With respect to research needs, working group members raised the importance of research on the relationship between bone and muscle health. In addition, working group members called out the need for improved outcomes data for diverse populations, particularly Hispanic and Asian women; the need for additional therapeutic options for young people; and research on the intersection between pregnancy, bone health, and osteoporosis outcomes later in life. Working group members also identified the lack of longitudinal data on women with osteoporosis, such as the impact of medications and other long-term health outcomes.

Policy Implications

In discussing the current policy landscape and how it affects bone health, panelists agreed that the health care system does not prioritize or incentivize assessing bone health. One point raised repeatedly during the discussion was the negative impact that CMS reimbursement cuts for DXA has had on the nation’s bone health. Due to reimbursement cuts, the number of providers who can perform DXA scans has dwindled significantly and the machines, which were once more common in physicians’ offices, are now generally found in radiology suites.

Another point raised as a policy need related to screening guidelines for DXA scans. Currently, the U.S. Preventive Services Task Force (USPSTF) recommends screening for osteoporosis with bone measurement testing in women 65 years and older and in women younger than 65 who are at increased clinical risk. Working group members coalesced around the need to provide bone density screening for all women at menopause, which in the United States typically occurs at age 51. Doing so would not only establish a baseline by which women could measure their bone health over time, but also offer the opportunity to strategize treatment options to prevent the rapid bone loss that can occur through the early menopausal years. Without bone density scans, clinicians can’t identify those treatment needs early.

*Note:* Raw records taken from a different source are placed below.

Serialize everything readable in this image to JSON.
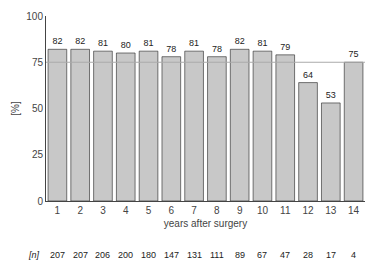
{
  "chart_data": {
    "type": "bar",
    "categories": [
      "1",
      "2",
      "3",
      "4",
      "5",
      "6",
      "7",
      "8",
      "9",
      "10",
      "11",
      "12",
      "13",
      "14"
    ],
    "values": [
      82,
      82,
      81,
      80,
      81,
      78,
      81,
      78,
      82,
      81,
      79,
      64,
      53,
      75
    ],
    "n_label": "[n]",
    "n_values": [
      207,
      207,
      206,
      200,
      180,
      147,
      131,
      111,
      89,
      67,
      47,
      28,
      17,
      4
    ],
    "color": "#c8c8c8",
    "xlabel": "years after surgery",
    "ylabel": "[%]",
    "ylim": [
      0,
      100
    ],
    "yticks": [
      0,
      25,
      50,
      75,
      100
    ],
    "reference_line": 75,
    "data_labels": true,
    "grid": false
  }
}
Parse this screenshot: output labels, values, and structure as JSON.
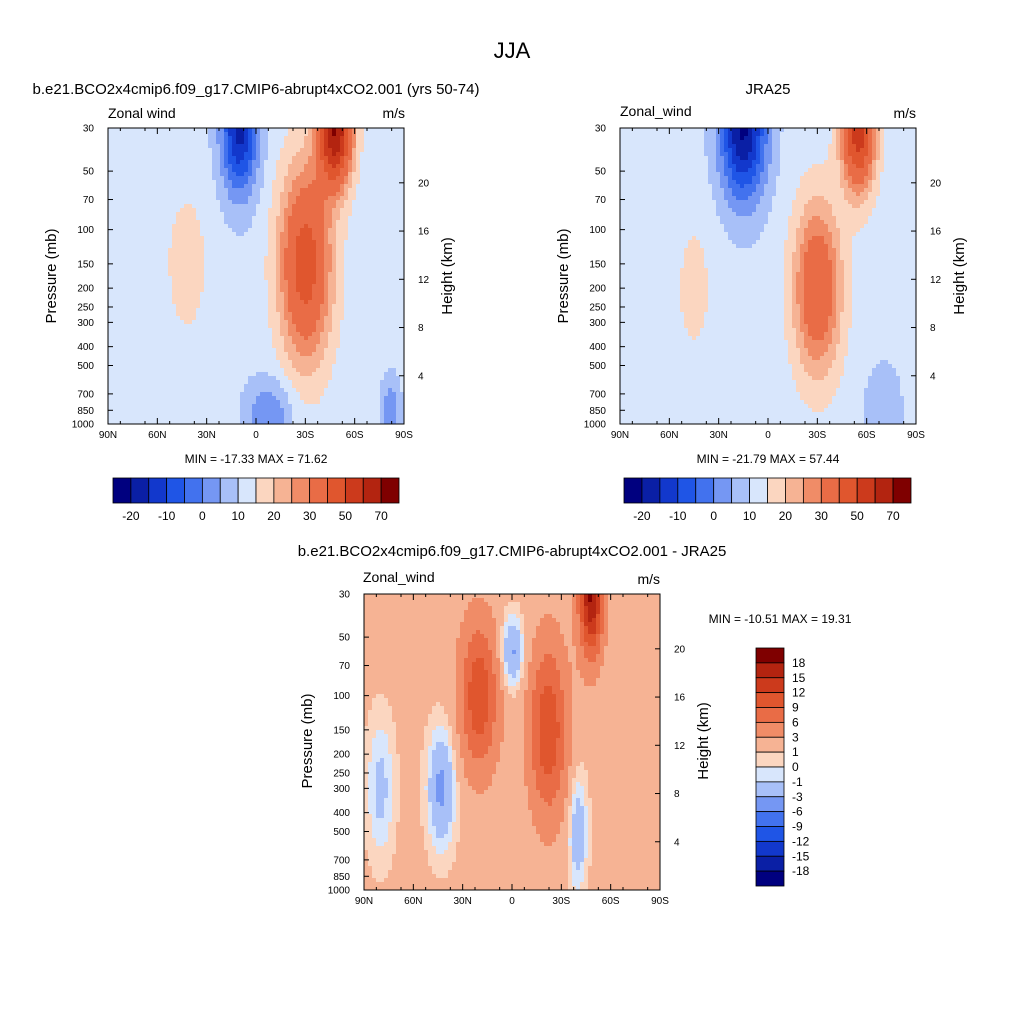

Other items raised during the discussion were the need to leverage public-private partnerships to raise awareness and address prevention, enhance the use of electronic medical records to better support continuity of care, and explore bone density as a quality measure for osteoporosis.

Looking Ahead

Despite the growing aging population and the burden of fractures expected to rise, bone density screening measures are still vastly underutilized, osteoporosis is still associated with stigma and ageism, and a lack of attention on the role of prevention has hindered progress in achieving optimal bone health. Yet, areas of need signify areas of opportunity—and the opportunity to raise awareness and drive change for the benefit of the nation’s bone health are significant.

SWHR will continue to work with its Bone Health Working Group members to identify opportunities to increase awareness, advance policies that expand access to bone density screenings and treatment, reduce disparities, and advocate for improved outcomes.

The SWHR Bone Health Program is supported by educational sponsorships from Amgen and UCB. SWHR maintains independence and editorial control over program development, content, and work products.